Note: Paumonok is the name the American Indians gave to Long Island.

 

 

Is it still as I remember

Suns golder than Tut’s mask

Redder than blood on the trauma room floor

More orange than pumpkin fields out east

In late October

And afternoon breezes

Are they stirring the trees

Pushing sailors on course

Is moonlight getting caught in the eelers’ pots

And Sagittarius shooting arrows into eternity

O, how I miss the bay nights

The throaty frogs

The fox scurrying in the shadows

My memories of Paumonok must suffice

No one knows I speak of things irreplaceable

Ponds here are lame against the moon’s tug

And wild flocks cannot intoxicate me like a beach rose

Evening winds tease the hardwoods

But nothing shakes the scrub pines

For here there are none.

5 comments

  1. Susan says:

    This is an outstanding tribute to the lands where I dwelled and grew. Home never leaves your heart. Absolutely perfectly done, Ms. Whitmarsh. Thank you.

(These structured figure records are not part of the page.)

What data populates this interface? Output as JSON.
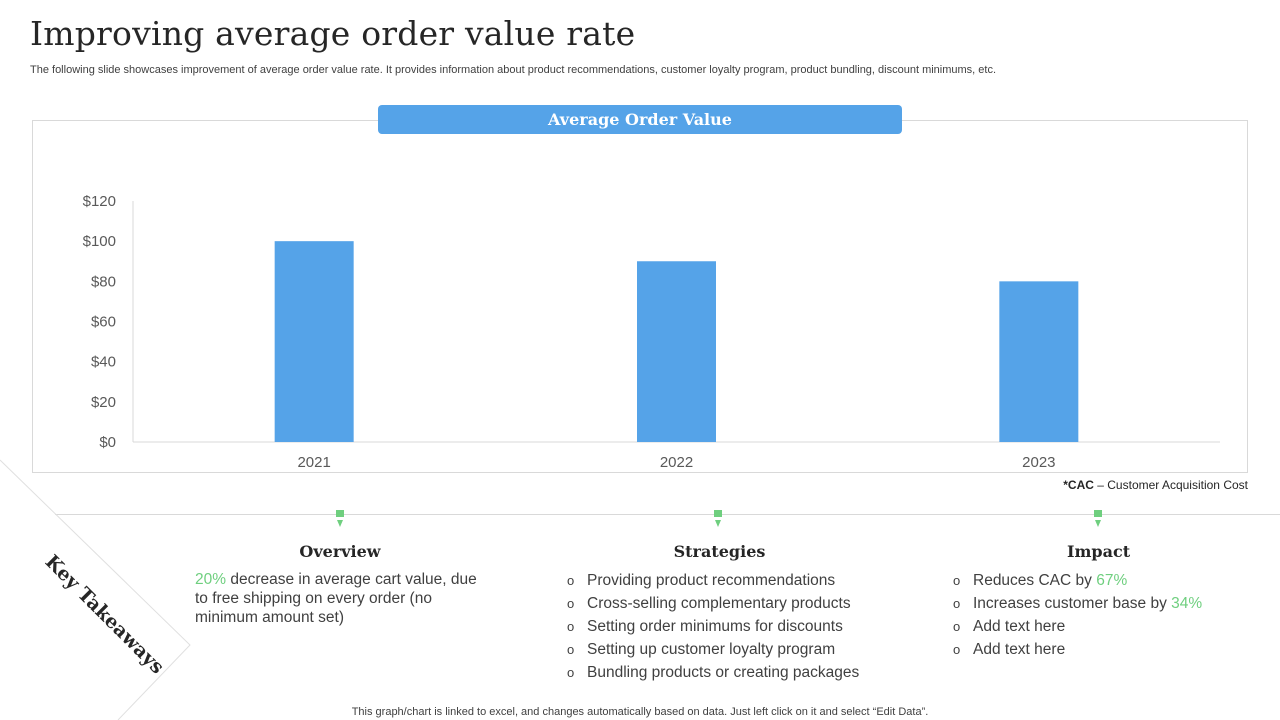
{
  "page": {
    "title": "Improving average order value rate",
    "subtitle": "The following slide showcases improvement of average order value rate. It provides information about product recommendations, customer loyalty program, product bundling, discount minimums, etc.",
    "bottom_note": "This graph/chart is linked to excel,  and changes automatically based on data. Just left click on it and select “Edit Data”."
  },
  "chart_data": {
    "type": "bar",
    "title": "Average Order Value",
    "categories": [
      "2021",
      "2022",
      "2023"
    ],
    "values": [
      100,
      90,
      80
    ],
    "ylim": [
      0,
      120
    ],
    "yticks": [
      0,
      20,
      40,
      60,
      80,
      100,
      120
    ],
    "ytick_labels": [
      "$0",
      "$20",
      "$40",
      "$60",
      "$80",
      "$100",
      "$120"
    ],
    "xlabel": "",
    "ylabel": "",
    "bar_color": "#55a3e8",
    "grid": false
  },
  "footnote": {
    "abbr": "*CAC",
    "text": " – Customer Acquisition Cost"
  },
  "takeaways": {
    "label": "Key Takeaways",
    "marker_color": "#6fcf7f",
    "overview": {
      "heading": "Overview",
      "highlight": "20%",
      "text": " decrease in average cart value, due to free shipping on every order (no minimum amount set)"
    },
    "strategies": {
      "heading": "Strategies",
      "bullet": "o",
      "items": [
        "Providing product recommendations",
        "Cross-selling complementary  products",
        "Setting order minimums for discounts",
        "Setting up customer loyalty  program",
        "Bundling products or creating packages"
      ]
    },
    "impact": {
      "heading": "Impact",
      "bullet": "o",
      "items": [
        {
          "text": "Reduces CAC by ",
          "highlight": "67%"
        },
        {
          "text": "Increases  customer base by ",
          "highlight": "34%"
        },
        {
          "text": "Add text here",
          "highlight": ""
        },
        {
          "text": "Add text here",
          "highlight": ""
        }
      ]
    }
  }
}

  2. Janet Clare Fagal says:

    Ah, Long Island. I grew up their, too, Barb. Your poem captures so beautifully the land, the air, the sights. I found this link thanks to you and know I never really learned much of this history growing up. In gr. 7 back then we studied the history of NY but it was much broader. I spent much time in East Hampton in the 1950s with my grandparents and extended family and we would go clamming and out to Montauk to Hither Hills. I always miss it. It is so vastly different now. Makes me sad in that I wish East Hampton was the sleepy village of my memory, but I understand “progress”. And its draw. Thanks for this poem. I will want to read it again and again.